Gene-splicing can conserve water in other ways. Salty soil is the enemy of agriculture: Fully one-third of irrigated land worldwide is unsuitable for growing crops because of the presence of salt, and every year nearly half a million acres of irrigated land worldwide is lost to cultivation.
Scientists at the University of California, Davis, have enhanced salt tolerance in crops as diverse as tomatoes and canola. The transformed plants are so tolerant to salt they not only grow in salty soil but can be irrigated with brackish water.

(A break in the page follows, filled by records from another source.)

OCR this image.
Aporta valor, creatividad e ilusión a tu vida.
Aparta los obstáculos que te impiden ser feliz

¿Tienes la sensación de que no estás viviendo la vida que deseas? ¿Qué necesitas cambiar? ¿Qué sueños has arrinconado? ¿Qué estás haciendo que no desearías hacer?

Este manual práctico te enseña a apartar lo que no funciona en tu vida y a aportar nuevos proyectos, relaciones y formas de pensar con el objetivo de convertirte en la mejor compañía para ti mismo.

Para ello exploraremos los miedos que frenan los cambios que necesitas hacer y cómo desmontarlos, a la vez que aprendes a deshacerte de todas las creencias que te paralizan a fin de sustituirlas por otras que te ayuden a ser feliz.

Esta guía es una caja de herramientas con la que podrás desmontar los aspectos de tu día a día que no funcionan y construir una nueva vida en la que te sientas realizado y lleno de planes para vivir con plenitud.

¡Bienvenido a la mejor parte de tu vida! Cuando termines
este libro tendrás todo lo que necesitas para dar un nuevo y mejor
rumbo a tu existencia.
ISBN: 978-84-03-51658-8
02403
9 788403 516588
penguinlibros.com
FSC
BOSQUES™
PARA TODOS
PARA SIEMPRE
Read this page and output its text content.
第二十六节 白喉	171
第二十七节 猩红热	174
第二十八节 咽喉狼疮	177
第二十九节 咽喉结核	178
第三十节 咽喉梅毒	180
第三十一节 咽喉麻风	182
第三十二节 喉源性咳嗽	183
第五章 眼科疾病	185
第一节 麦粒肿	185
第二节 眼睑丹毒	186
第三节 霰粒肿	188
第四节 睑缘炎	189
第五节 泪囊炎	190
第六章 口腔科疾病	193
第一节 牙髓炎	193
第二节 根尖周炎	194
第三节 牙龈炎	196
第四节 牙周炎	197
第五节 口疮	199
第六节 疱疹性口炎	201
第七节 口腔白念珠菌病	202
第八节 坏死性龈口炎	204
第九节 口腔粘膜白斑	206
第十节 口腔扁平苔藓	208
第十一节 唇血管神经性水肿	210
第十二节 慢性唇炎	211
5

There are thorns on the rose, however. Unscientific, overly burdensome regulation by the Environmental Protection Agency, the Agriculture Department and the United Nations’ agencies has significantly raised the cost of producing new plant varieties and kept many potentially important crops from reaching the market. Several EU member countries have national bans on gene-spliced varieties, in clear violation of EU rules. The European Commission has repeatedly proven itself incapable of removing the barriers. Such policies chill U.S. farmers who export to the EU.
This discriminatory and excessive regulation—which flies in the face of scientific consensus that gene-splicing is essentially an extension, or refinement, of earlier techniques for crop improvement—adds millions of dollars to the development costs of each new gene-spliced crop variety. These extra costs, and the endless (and gratuitous) controversy about cultivating these precisely crafted and highly predictable varieties, discourage research and development.
Innovation has become too costly and risky. That is food for thought as the drought parches the American heartland.